From Russia, Ukraine, and Lithuania to the distant republics of Central Asia, refuseniks come to life, discovering their identity, protesting on the streets, defending themselves in courtrooms, defying jailers in their prison cells, and struggling to survive in Siberian labor camps. This engrossing memoir tells the story of the resistance and moral courage of men and women inside the Soviet Union and of those in the West who relentlessly crusaded on their behalf.

In a very lucid style, it details the personal story of each refusenik and the role played by the activists in the West. But it also explains how the struggle made use of the American political system to influence US foreign policy and make the struggle for freedom and human rights a pivotal point in negotiations between the US and the Soviet Union on trade concessions. They fully exploited the leverage created by the Jackson-Vanik Amendment to the Trade Act of 1974 which legislated the linkage between Jewish emigration and trade relations.

Pamela Cohen or "Pomella" as the refuseniks used to call her, doesn't shy away from describing the resistance to the public struggle the grassroot activists had to face against both the American Jewish Establishment and even the Israeli government, led by the secretive Lishkat Hakesher. The Lishka organization handled all clandestine contacts with Soviet Jews after the breakoff of diplomatic contacts following the 1967 Six-Day War. The head of the Lishka, Nechemia Levanon, was formally under the Ministry of Foreign Affairs, but reported directly to the Prime Minister's office.

I personally played a minor role In that same struggle by organizing a similar grassroot movement with a small activist group in Västerås, a mid-size town west of Stockholm. We wrote registered letters to refuseniks, taking the cue from another activist student in Aachen, Germany, who had sent 100,000 registered letters most of which were never delivered. He found out that there existed a postal convention which offered automatic compensation to the equivalent of $10-15 (varying according to the price of gold) for each undelivered letter after 3 months. When the German Postal Office refused to pay his group the compensation, he sued them and won an award of over 1 million D-mark which the Bundespost then were forced to reclaim in annual settlement discussions at the Postal Conventions in Geneva. We copied it on a smaller scale by sending hundreds of letters which then financed our activities. We were in contact by mail with two physicists in Tbilisi, Georgia, the Goldsten brothers Isai and Grigory. Grigory Goldstein's ordeals after being sent to a prison camp near the Artic circle, on prison trains are quoted in detail in the book.

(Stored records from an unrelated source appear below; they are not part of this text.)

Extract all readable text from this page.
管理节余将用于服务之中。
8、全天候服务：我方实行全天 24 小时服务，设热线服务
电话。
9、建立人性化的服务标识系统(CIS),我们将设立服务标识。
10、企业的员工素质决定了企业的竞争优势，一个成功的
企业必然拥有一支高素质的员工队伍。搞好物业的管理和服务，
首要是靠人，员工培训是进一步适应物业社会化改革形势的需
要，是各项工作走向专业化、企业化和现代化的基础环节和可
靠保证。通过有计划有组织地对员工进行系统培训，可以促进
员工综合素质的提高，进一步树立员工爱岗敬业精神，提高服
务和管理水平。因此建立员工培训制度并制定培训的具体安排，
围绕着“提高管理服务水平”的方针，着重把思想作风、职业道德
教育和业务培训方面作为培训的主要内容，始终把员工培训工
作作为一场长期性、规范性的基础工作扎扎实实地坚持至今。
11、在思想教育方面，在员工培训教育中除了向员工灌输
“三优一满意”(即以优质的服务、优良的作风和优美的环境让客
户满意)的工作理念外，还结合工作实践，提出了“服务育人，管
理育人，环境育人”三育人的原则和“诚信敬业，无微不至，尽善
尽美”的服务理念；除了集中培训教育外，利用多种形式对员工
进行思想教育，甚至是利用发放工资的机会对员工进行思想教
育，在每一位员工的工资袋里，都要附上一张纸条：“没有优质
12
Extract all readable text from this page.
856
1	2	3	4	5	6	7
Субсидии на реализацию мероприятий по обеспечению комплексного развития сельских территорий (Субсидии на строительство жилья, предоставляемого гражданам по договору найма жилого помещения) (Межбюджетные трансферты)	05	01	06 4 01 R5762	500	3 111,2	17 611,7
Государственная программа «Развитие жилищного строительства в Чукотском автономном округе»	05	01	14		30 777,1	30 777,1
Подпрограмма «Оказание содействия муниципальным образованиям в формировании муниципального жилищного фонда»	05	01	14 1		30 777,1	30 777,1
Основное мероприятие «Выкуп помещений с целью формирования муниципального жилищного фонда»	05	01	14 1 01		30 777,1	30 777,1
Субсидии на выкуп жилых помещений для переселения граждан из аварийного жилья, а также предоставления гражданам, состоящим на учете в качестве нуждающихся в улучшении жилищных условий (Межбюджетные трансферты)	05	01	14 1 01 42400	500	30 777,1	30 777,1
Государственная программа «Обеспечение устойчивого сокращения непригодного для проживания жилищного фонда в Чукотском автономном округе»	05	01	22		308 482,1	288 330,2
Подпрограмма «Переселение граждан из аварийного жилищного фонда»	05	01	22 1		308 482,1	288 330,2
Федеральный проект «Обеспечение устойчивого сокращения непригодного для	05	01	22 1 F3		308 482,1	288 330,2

" I spent more than two-and-a-half months in prison trains and transit prisons on my way to the labor camp in the Archangelsk region near the Artic Circle. I traveled in a prison train where a sleeping compartment normally containing four persons was packed with seventeen to twenty persons. The only meal between stops in transit prisons, usually located at two- to three-days distance from another, was herring and bread. Water was obtained only at the discretion of the guard, as was permission to use the toilet. The guard often refused one or both, which constituted a form of torture. "

Isai and Grigory Goldstein eventually received exit visas in 1986 after having waited 15 years as refuseniks.

Pamela Braun Cohen's book is a remarkable well-written testimony to the grassroot struggle for Soviet Jewry. Both books are recommended for anyone interested in getting a full picture of the last 60 years of Soviet Jewry history.